Dördüncü periyot ise malumunuz, sadece maçın değil tüm sezonun kaybedildiği bir periyot oldu. Maçın bitimine yaklaşık altı dakikalık bir süre kalmışken topla koşan Garoppolo, dışarı çıkmak yerine sadece birkaç inç fazla almak uğruna iki adım fazla atınca Chiefs cornerback’i Steven Nelson’un omuz darbesi öncesi sol ayağını yere ters basarak torn ACL (ön çapraz bağların kopması) sakatlığı ile hem maçı hem de sezonu terk etmiş oldu. Burada sanki sakatlığın sorumluluğunu Garappolo’ya atmışım gibi bir ifade kullanmış olsam da ACL’in ne zaman ve nasıl olacağı, herhangi bir darbe olmaksızın bile maruz kalınabileceği için suçlu Garoppolo’dur diyemem. Ancak tıpkı geçen sene Carson Wentz’in başına geldiği gibi burada da bu kadar zorlaması riski arttırmıştır. Oyuna giren C.J. Beatheard’ın Kittle’a attığı touchdown pası da offensive pass interference cezasıyla sonuçsuz kalıp devamında alan golüne razı olunca maç da orada bitti. 49ers Garoppolo kadar ciddi ve sezonu etkileyecek olmasa da dördüncü periyotta kasığından sakatlanan cornerback Richard Sherman’ı da birkaç hafta kullanamayacak gibi. İki sene önce San Diego’daki son sezonunda Chargers’ın, geçen yıl da Cardinals’ın başına gelen sakatlık serisi bu sezon da 49ers’ı vurmuşa benziyor.
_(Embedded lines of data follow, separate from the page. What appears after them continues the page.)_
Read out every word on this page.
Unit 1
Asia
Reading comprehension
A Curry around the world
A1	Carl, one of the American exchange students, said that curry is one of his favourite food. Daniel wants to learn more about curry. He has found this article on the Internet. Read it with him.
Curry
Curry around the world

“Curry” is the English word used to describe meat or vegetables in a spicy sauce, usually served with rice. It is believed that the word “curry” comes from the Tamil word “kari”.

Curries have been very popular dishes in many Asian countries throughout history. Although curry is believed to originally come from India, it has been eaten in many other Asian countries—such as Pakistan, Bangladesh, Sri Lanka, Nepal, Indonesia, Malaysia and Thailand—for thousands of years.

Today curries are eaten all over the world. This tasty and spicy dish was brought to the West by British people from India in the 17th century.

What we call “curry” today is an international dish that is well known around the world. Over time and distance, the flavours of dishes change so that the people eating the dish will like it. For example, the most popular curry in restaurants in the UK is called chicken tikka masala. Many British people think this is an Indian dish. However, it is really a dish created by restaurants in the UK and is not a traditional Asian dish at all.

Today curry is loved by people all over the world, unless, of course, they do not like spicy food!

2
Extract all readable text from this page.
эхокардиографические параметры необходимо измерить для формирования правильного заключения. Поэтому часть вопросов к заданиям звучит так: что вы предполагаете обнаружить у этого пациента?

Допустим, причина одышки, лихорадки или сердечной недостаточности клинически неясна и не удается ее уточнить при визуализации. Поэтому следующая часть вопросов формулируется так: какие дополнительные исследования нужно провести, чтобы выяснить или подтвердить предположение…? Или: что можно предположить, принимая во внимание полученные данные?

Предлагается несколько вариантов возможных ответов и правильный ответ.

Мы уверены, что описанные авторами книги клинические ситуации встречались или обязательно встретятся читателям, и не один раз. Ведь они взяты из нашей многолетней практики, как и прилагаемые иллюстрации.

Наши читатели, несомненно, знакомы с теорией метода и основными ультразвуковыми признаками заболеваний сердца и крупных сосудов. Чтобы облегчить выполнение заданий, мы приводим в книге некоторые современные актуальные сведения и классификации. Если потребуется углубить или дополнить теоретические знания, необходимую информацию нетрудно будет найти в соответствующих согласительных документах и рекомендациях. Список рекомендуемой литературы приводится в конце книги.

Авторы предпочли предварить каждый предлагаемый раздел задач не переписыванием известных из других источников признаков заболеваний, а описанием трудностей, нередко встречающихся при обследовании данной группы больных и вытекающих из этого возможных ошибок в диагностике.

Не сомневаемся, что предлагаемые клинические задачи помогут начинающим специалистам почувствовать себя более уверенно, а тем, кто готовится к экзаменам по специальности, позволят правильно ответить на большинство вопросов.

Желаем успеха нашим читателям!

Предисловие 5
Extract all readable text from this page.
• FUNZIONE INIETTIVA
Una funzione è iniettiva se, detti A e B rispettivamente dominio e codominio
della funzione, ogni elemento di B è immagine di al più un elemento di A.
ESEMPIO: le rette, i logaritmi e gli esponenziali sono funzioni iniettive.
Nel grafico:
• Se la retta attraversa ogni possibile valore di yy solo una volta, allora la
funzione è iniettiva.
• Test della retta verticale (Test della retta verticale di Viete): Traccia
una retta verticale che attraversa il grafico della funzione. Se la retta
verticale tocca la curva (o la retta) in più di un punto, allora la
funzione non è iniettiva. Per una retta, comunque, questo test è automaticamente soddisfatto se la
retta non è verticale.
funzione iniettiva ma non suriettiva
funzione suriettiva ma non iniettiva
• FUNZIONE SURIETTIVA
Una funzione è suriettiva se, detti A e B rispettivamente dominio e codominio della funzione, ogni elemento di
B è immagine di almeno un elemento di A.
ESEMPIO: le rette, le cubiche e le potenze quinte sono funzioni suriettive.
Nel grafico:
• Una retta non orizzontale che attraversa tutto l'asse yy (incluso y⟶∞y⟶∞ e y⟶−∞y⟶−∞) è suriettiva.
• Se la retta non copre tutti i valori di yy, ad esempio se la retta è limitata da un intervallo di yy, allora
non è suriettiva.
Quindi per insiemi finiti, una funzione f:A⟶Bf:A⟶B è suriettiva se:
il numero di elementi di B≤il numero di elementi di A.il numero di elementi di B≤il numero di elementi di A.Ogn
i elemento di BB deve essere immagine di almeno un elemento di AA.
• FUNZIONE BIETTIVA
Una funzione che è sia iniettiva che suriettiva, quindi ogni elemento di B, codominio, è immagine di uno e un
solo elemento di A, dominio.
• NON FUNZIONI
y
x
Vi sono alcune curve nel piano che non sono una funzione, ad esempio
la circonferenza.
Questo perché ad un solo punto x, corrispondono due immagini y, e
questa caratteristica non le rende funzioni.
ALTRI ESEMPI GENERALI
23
Bundan sonra ne olura bakacak olursak. Bu şekilde lig yarışının uzağında kalmak dışında bir de daha yeni 137 milyon Amerikan dolarını bağladığınız adamın bir yıl sonra nasıl döneceği tam bir muamma. Bu zamana kadar oynamış, veteran sayılabilecek kariyerde olsa dönüşünde karşılaşabileceğiniz durumla ilgili umutlu bir bekleyiş içine girilebilir. Ancak beş sezonda toplam 26 maça çıkmış, son 9 maç hariç hep yedek QB statüsündeki bir adamın nasıl döneceği konusuna, Carson Wentz ve Deshaun Watson örnekleri ortadayken pek de umutlu bakılmıyor. Öte yandan Polyannacılık oynayacak olursak bundan sonra eldeki malzemeyle üç, dört galibiyeti aşabileceğimizi sanmıyorum. Bunun da anlamı 2019 draft’ında daha yüksek seçme hakkı. Belki bu sefer daha şimdiden eksikliği bilinen pass rush özelliği olan defans, end zone tehditi olan WR ve secondary’ye takviye yapılır.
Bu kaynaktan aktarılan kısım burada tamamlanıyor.